Er werden daarom dan ook inrichtingen opgezet voor ernstig verstandelijk beperkten. Langzamerhand
veranderde dit, bijvoorbeeld door onderwijs toegankelijk te maken en meer te kijken naar het aanleren en
afleren van gedrag (behaviorisme). Testdiagnostiek en training kwamen meer naar voren.
Na deze ontwikkelingen kwam de maatschappij kritische visie met daarbij een nieuw model: integratie en het
recht om anders te zijn.
Beleid wordt beïnvloed door de op dat moment heersende wetenschappelijke inzichten. Maar het beleid
beïnvloedt ook de context waarbinnen de orthopedagogiek actief is.
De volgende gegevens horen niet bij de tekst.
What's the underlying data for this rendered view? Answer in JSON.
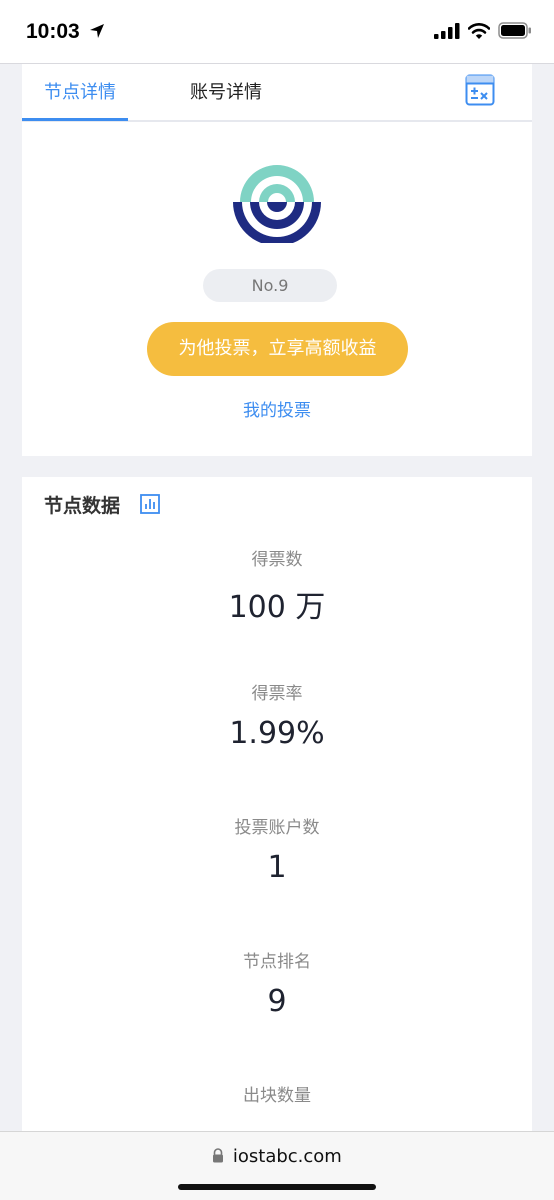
{
  "status_bar": {
    "time": "10:03"
  },
  "tabs": [
    {
      "label": "节点详情",
      "active": true
    },
    {
      "label": "账号详情",
      "active": false
    }
  ],
  "node": {
    "rank_label": "No.9",
    "vote_button": "为他投票，立享高额收益",
    "my_votes_link": "我的投票"
  },
  "node_data": {
    "title": "节点数据",
    "stats": [
      {
        "label": "得票数",
        "value": "100 万"
      },
      {
        "label": "得票率",
        "value": "1.99%"
      },
      {
        "label": "投票账户数",
        "value": "1"
      },
      {
        "label": "节点排名",
        "value": "9"
      },
      {
        "label": "出块数量",
        "value": ""
      }
    ]
  },
  "browser": {
    "url": "iostabc.com"
  },
  "colors": {
    "accent": "#3d8df0",
    "vote_button": "#f5bd3f",
    "logo_teal": "#7fd3c4",
    "logo_navy": "#1e2b82"
  },
  "icons": [
    "location-arrow-icon",
    "signal-icon",
    "wifi-icon",
    "battery-icon",
    "calculator-icon",
    "bar-chart-icon",
    "lock-icon"
  ]
}
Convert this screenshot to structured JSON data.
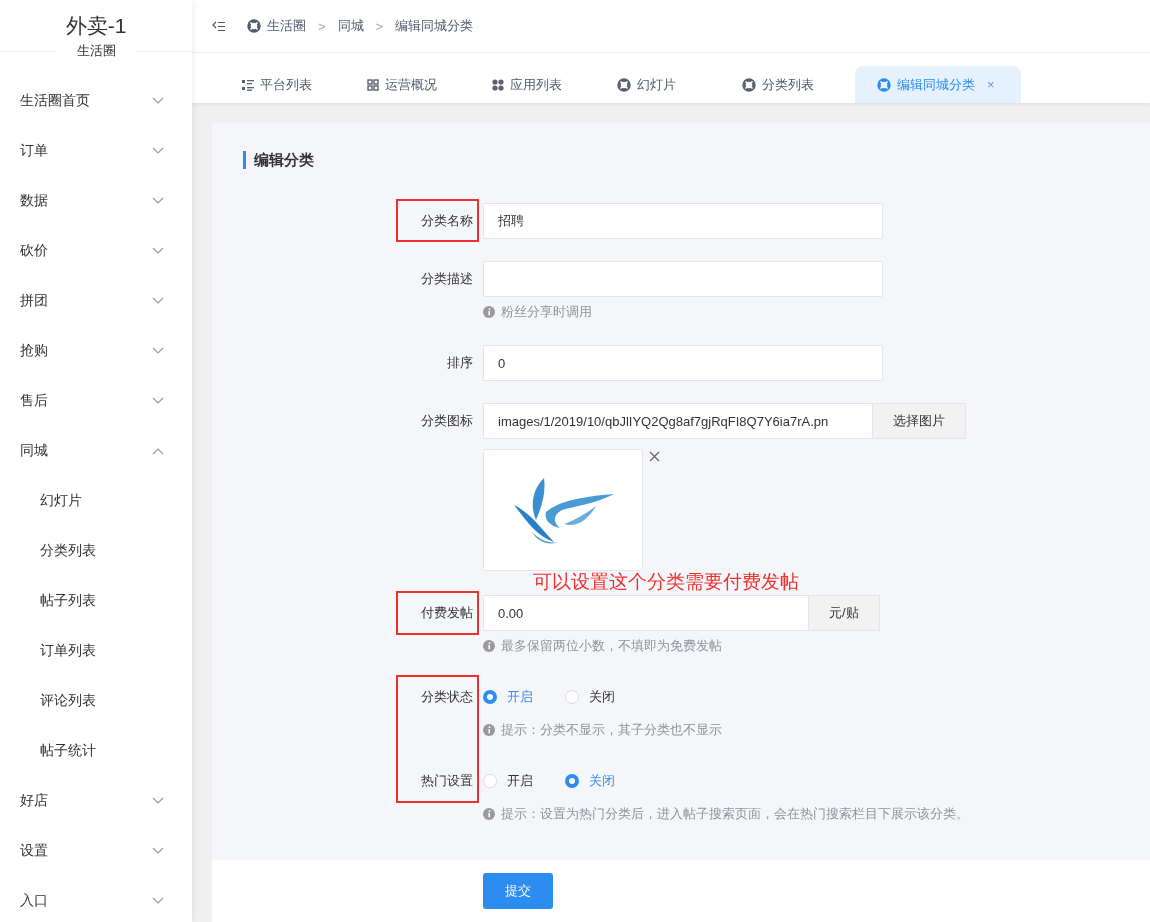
{
  "sidebar": {
    "title": "外卖-1",
    "subtitle": "生活圈",
    "items": [
      {
        "label": "生活圈首页",
        "expanded": false
      },
      {
        "label": "订单",
        "expanded": false
      },
      {
        "label": "数据",
        "expanded": false
      },
      {
        "label": "砍价",
        "expanded": false
      },
      {
        "label": "拼团",
        "expanded": false
      },
      {
        "label": "抢购",
        "expanded": false
      },
      {
        "label": "售后",
        "expanded": false
      },
      {
        "label": "同城",
        "expanded": true,
        "children": [
          {
            "label": "幻灯片"
          },
          {
            "label": "分类列表"
          },
          {
            "label": "帖子列表"
          },
          {
            "label": "订单列表"
          },
          {
            "label": "评论列表"
          },
          {
            "label": "帖子统计"
          }
        ]
      },
      {
        "label": "好店",
        "expanded": false
      },
      {
        "label": "设置",
        "expanded": false
      },
      {
        "label": "入口",
        "expanded": false
      }
    ]
  },
  "breadcrumb": {
    "separator": ">",
    "items": [
      "生活圈",
      "同城",
      "编辑同城分类"
    ]
  },
  "tabs": [
    {
      "label": "平台列表",
      "kind": "list",
      "selected": false
    },
    {
      "label": "运营概况",
      "kind": "grid",
      "selected": false
    },
    {
      "label": "应用列表",
      "kind": "apps",
      "selected": false
    },
    {
      "label": "幻灯片",
      "kind": "ring",
      "selected": false
    },
    {
      "label": "分类列表",
      "kind": "ring",
      "selected": false
    },
    {
      "label": "编辑同城分类",
      "kind": "ring",
      "selected": true,
      "close": "×"
    }
  ],
  "form": {
    "title": "编辑分类",
    "groups": [
      {
        "highlighted": true,
        "fields": [
          {
            "kind": "text",
            "label": "分类名称",
            "value": "招聘"
          }
        ]
      },
      {
        "highlighted": false,
        "fields": [
          {
            "kind": "text",
            "label": "分类描述",
            "hint": "粉丝分享时调用"
          },
          {
            "kind": "text",
            "label": "排序",
            "value": "0"
          },
          {
            "label": "分类图标",
            "value": "images/1/2019/10/qbJlIYQ2Qg8af7gjRqFI8Q7Y6ia7rA.pn",
            "button": "选择图片",
            "note": "可以设置这个分类需要付费发帖"
          }
        ]
      },
      {
        "highlighted": true,
        "fields": [
          {
            "kind": "addon",
            "label": "付费发帖",
            "value": "0.00",
            "suffix": "元/贴",
            "hint": "最多保留两位小数，不填即为免费发帖"
          }
        ]
      },
      {
        "highlighted": true,
        "fields": [
          {
            "kind": "radio",
            "label": "分类状态",
            "options": [
              {
                "label": "开启",
                "selected": true
              },
              {
                "label": "关闭",
                "selected": false
              }
            ],
            "hint": "提示：分类不显示，其子分类也不显示"
          },
          {
            "kind": "radio",
            "label": "热门设置",
            "options": [
              {
                "label": "开启",
                "selected": false
              },
              {
                "label": "关闭",
                "selected": true
              }
            ],
            "hint": "提示：设置为热门分类后，进入帖子搜索页面，会在热门搜索栏目下展示该分类。"
          }
        ]
      }
    ],
    "submit": "提交"
  }
}
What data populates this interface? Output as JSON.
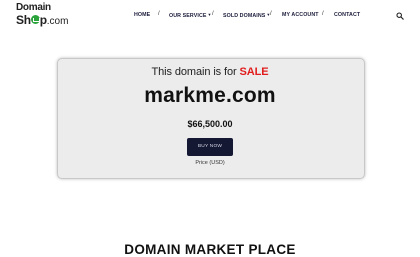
{
  "logo": {
    "line1": "Domain",
    "line2_main": "Sh",
    "line2_rest": "p",
    "line2_suffix": ".com"
  },
  "nav": {
    "items": [
      {
        "label": "HOME"
      },
      {
        "label": "OUR SERVICE"
      },
      {
        "label": "SOLD DOMAINS"
      },
      {
        "label": "MY ACCOUNT"
      },
      {
        "label": "CONTACT"
      }
    ],
    "separator": "/"
  },
  "icons": {
    "search": "search-icon",
    "logo_cart": "cart-icon",
    "dropdown": "chevron-down-icon"
  },
  "sale": {
    "heading_prefix": "This domain is for ",
    "heading_highlight": "SALE",
    "domain": "markme.com",
    "price": "$66,500.00",
    "buy_label": "BUY NOW",
    "price_label": "Price (USD)"
  },
  "section": {
    "title": "DOMAIN MARKET PLACE"
  },
  "colors": {
    "accent_red": "#e21c1c",
    "button_bg": "#141833",
    "logo_green": "#2aa33a",
    "nav_text": "#1b1b3a"
  }
}
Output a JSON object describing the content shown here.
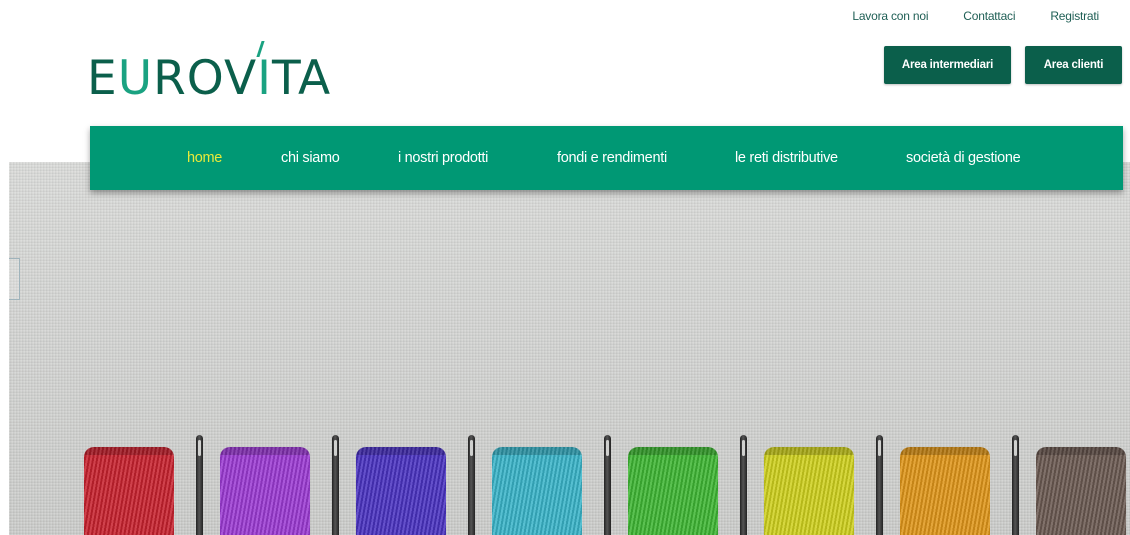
{
  "header": {
    "logo_text": "EUROVITA",
    "logo_parts": [
      "E",
      "U",
      "R",
      "O",
      "V",
      "I",
      "T",
      "A"
    ],
    "top_links": [
      "Lavora con noi",
      "Contattaci",
      "Registrati"
    ],
    "buttons": {
      "intermediari": "Area intermediari",
      "clienti": "Area clienti"
    }
  },
  "nav": {
    "items": [
      {
        "label": "home",
        "active": true
      },
      {
        "label": "chi siamo",
        "active": false
      },
      {
        "label": "i nostri prodotti",
        "active": false
      },
      {
        "label": "fondi e rendimenti",
        "active": false
      },
      {
        "label": "le reti distributive",
        "active": false
      },
      {
        "label": "società di gestione",
        "active": false
      }
    ]
  },
  "hero": {
    "spool_colors": [
      "#c8222f",
      "#9c3bd4",
      "#4a33c2",
      "#3ab5c9",
      "#3fb734",
      "#cfd11e",
      "#e0961a",
      "#6b5a52"
    ]
  },
  "colors": {
    "brand_dark": "#0b5f4b",
    "brand_green": "#009874",
    "brand_accent": "#1aa281",
    "nav_active": "#e8ea3a"
  }
}
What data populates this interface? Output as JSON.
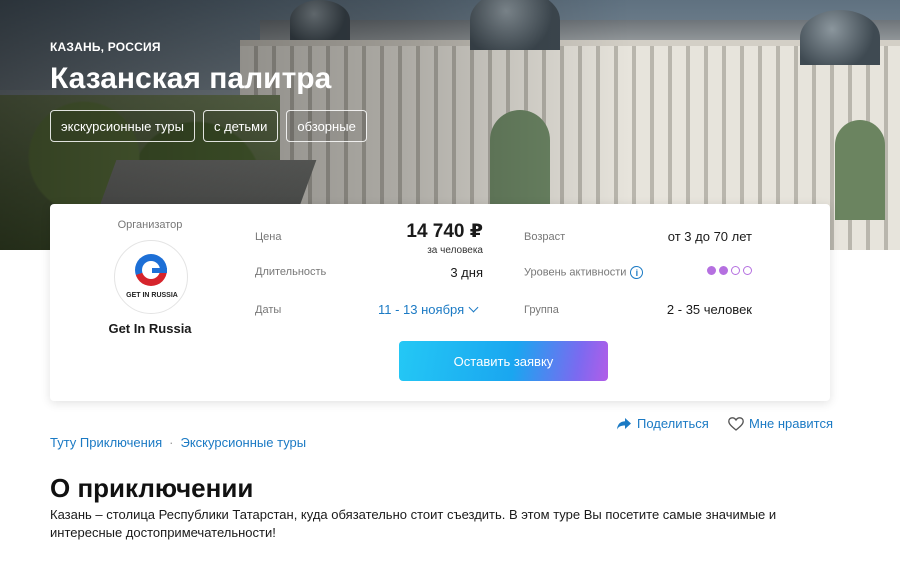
{
  "hero": {
    "location": "КАЗАНЬ, РОССИЯ",
    "title": "Казанская палитра",
    "tags": [
      "экскурсионные туры",
      "с детьми",
      "обзорные"
    ]
  },
  "card": {
    "organizer": {
      "label": "Организатор",
      "logo_text": "GET IN RUSSIA",
      "name": "Get In Russia"
    },
    "price": {
      "label": "Цена",
      "value": "14 740 ₽",
      "note": "за человека"
    },
    "duration": {
      "label": "Длительность",
      "value": "3 дня"
    },
    "dates": {
      "label": "Даты",
      "value": "11 - 13 ноября"
    },
    "age": {
      "label": "Возраст",
      "value": "от 3 до 70 лет"
    },
    "activity": {
      "label": "Уровень активности",
      "info_icon": "i",
      "level": 2,
      "max": 4
    },
    "group": {
      "label": "Группа",
      "value": "2 - 35 человек"
    },
    "cta_label": "Оставить заявку"
  },
  "actions": {
    "share": "Поделиться",
    "like": "Мне нравится"
  },
  "breadcrumbs": [
    "Туту Приключения",
    "Экскурсионные туры"
  ],
  "breadcrumb_separator": "·",
  "about": {
    "title": "О приключении",
    "text": "Казань – столица Республики Татарстан, куда обязательно стоит съездить. В этом туре Вы посетите самые значимые и интересные достопримечательности!"
  },
  "colors": {
    "link": "#1b7ac4",
    "activity_dot": "#b570e0",
    "cta_start": "#24c8f5",
    "cta_end": "#b25de8"
  }
}
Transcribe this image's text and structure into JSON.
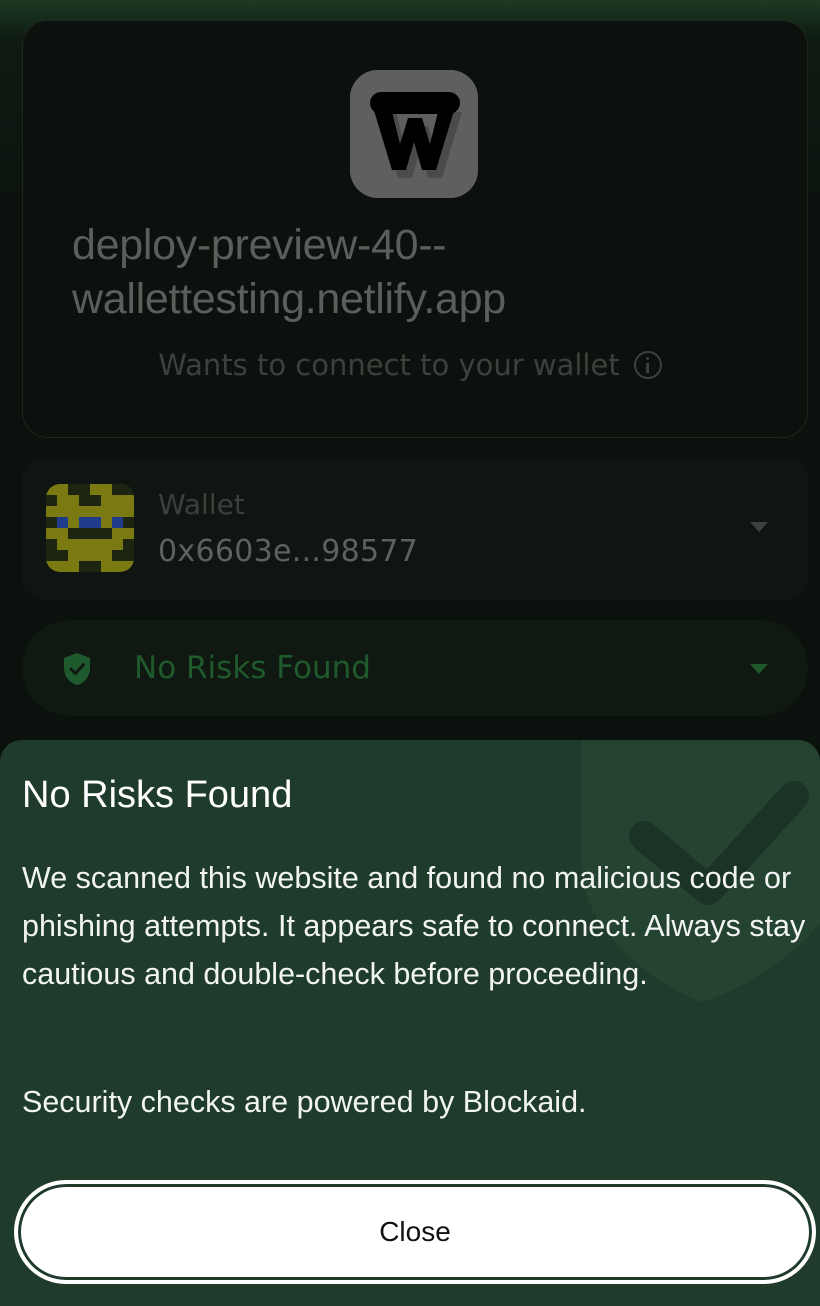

Theorieën werpen een specifiek licht op de werkelijkheid, waarbij een onderscheid wordt gemaakt tussen
hoofd en bijzaken. Ze duwen elkaar niet uit, maar de invalshoeken worden met elkaar gecombineerd om elkaar
aan te vullen.
In verschillende werkvelden is er noodzaak om praktische problemen vanuit verschillende disciplines te
benaderen. Denk bijvoorbeeld aan gezinnen in asielzoekerscentra. Het is dan de vraag in welk theoretisch
kader dat je het plaatst.
,Ontwikkelingen in de maatschappij, zorgen ervoor dat de orthopedagogiek nieuwe vraagstellingen krijgt.
Het is de vraag op welke gebieden van de orthopedagoog een specifieke professionele inbreng verwacht mag
worden. Wat is de balans tussen het aandragen van kennis en het handelen zelf centraal stellen? Deskundige
moeten kritisch reflecteren hierop en moet zich ook bezig gehouden hebben met beschikbare kennis rondom
een thema. Wat je ziet, is dat er een wisselwerking bestaat tussen onderzoek en denken en de praktijk.
1.3. Orthopedagogiek: definities
De Ruyter geeft aan dat er klassieke en moderne definities zijn.
Klassieke benadering: het opvallende en afwijkende kind staat centraal.
Moderne benadering: problematische opvoedingssituatie staat centraal.
Volgend op de fase van ‘de opvoeding van het afwijkende kind’ volgens Baartman is het accent leggen op het
doel dat bereikt moet worden, ofwel methodische hulpverlening. Aandacht voor de methodiek om ervoor te
zorgen dat de gevolgen van de afwijking zo klein mogelijk blijven. Meer gericht op waarneembaar gedrag dat
moet worden aangeleerd of afgeleerd.
In de jaren 80 wordt er meer gericht op de problematische opvoedingssituatie. Optimaliseren van de
opvoeding, zowel aan kant van kind als van ouders, wordt het doel.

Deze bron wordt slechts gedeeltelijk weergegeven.